Por otro lado, al leer la biografía de este escritor, quién podría no compadecerse de las tragedias, pérdidas, dolor, muerte y desconsuelo que azotaron su vida. Nos enteramos de que Baudelaire juraba que hay en la historia literaria destinos análogos, verdaderas condenas, hombres que llevan las palabras “mala suerte” escritas en caracteres misteriosos sobre las arrugas sinuosas de su frente. El autor de Las flores del mal se preguntaba si existía una Providencia diabólica que preparaba la desgracia desde la cuna, que arrojaba con premeditación naturalezas espirituales y angélicas en medios hostiles, como a mártires en los circos. ¿Existen, pues, almas santas y destinadas al altar, condenadas a ir hacia la muerte y hacia la gloria a través de sus propias ruinas? La pesadilla de las Tinieblas, ¿asedia eternamente a esas almas elegidas? Baudelaire, al tratar de definir a un alma como la de Poe, definía al poeta maldito. Entonces pensamos en Ligeia, en Berenice, en Morella, en las mujeres del escritor arrebatadas por la tuberculosis, en el tenebroso laberinto del alcohol, en el carácter autobiográfico de los personajes, en la deprimente y angustiosa desgracia de sus creaciones. Entonces, nosotros, los lectores de Poe, empezamos a dudar, y le tomamos la palabra a los simbolistas, a los románticos, a los surrealistas, y empezamos a admitir que el hombre no hacía más que vengarse, justificarse o rebelarse a través del arte: el artificio de la inteligencia en la composición retrocedía ante la posibilidad de que el arte sea un manto de dignidad, cuyo fin último sea ocultar la desesperación, aquella que evidenció Edgar Allan Poe en sus últimos segundos de vida, vestido como el loco y el vagabundo que era, en una camilla de Baltimore, preguntando al médico de turno si tenía salvación, no su cuerpo, sino su alma.

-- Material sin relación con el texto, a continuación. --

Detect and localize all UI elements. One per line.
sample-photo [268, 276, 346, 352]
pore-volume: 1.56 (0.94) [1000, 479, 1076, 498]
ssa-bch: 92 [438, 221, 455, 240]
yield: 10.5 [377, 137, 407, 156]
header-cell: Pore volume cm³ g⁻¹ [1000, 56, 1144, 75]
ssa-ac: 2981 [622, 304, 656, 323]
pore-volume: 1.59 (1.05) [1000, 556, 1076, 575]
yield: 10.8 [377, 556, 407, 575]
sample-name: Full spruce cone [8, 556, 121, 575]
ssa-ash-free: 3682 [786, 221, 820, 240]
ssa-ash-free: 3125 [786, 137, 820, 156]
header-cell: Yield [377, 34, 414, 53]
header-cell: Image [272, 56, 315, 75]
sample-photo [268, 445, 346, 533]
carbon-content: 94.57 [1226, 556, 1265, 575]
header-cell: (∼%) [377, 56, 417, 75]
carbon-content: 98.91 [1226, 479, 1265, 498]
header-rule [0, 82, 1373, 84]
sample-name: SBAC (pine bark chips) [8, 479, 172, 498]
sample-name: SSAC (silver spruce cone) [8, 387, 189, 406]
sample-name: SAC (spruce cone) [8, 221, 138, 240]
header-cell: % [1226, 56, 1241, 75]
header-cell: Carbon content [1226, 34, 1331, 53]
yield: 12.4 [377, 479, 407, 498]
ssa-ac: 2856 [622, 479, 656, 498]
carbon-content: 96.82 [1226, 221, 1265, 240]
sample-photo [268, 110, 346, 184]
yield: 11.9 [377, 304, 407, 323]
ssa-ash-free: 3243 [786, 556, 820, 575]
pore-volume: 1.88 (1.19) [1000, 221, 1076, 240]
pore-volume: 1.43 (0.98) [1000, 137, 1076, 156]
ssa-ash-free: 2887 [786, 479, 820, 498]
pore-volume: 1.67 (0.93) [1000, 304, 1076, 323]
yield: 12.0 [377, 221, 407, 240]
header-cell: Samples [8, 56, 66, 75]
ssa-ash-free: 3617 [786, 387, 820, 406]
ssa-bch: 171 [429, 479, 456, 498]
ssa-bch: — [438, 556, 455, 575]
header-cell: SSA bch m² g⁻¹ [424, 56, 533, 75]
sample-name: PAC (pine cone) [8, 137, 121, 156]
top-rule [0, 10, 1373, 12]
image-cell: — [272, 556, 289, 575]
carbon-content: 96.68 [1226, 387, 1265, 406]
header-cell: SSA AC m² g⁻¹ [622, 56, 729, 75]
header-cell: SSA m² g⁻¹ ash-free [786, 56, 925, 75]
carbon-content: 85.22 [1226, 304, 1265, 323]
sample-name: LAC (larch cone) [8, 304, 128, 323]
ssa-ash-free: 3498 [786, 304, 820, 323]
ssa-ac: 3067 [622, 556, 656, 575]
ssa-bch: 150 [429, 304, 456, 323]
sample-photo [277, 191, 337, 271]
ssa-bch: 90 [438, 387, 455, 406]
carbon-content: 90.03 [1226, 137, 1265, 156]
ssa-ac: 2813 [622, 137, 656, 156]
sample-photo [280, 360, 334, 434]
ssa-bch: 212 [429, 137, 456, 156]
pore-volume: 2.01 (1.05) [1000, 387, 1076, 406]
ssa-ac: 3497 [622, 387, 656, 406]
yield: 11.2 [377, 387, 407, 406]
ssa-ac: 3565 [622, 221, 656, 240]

Debe llegar el momento en que nosotros, los lectores de Poe, nos alejemos de todas las conjeturas, y escuchemos el verdadero corazón delator de Edgar Allan Poe: su obra. Allí encontraremos que todas las posibilidades son ciertas; que su método de composición basado en el raciocinio no es menos verosímil que la premisa nefasta que marca el destino violento y ensombrecido de sus personajes, reflejos del autor. En su obra se nos develará que, si bien la literatura nace de la inteligencia y del alma del ser humano, una vez parida posee vida propia: no pertenece a nadie y a la vez a todos.
Borges sostenía que entre los grandes narradores, sólo a Conrad y a Faulkner le interesaron por igual los procedimientos de la narración, y el destino y el carácter de las personas. Creo que en Boston, en 1809, nació un hombre con las mismas inquietudes.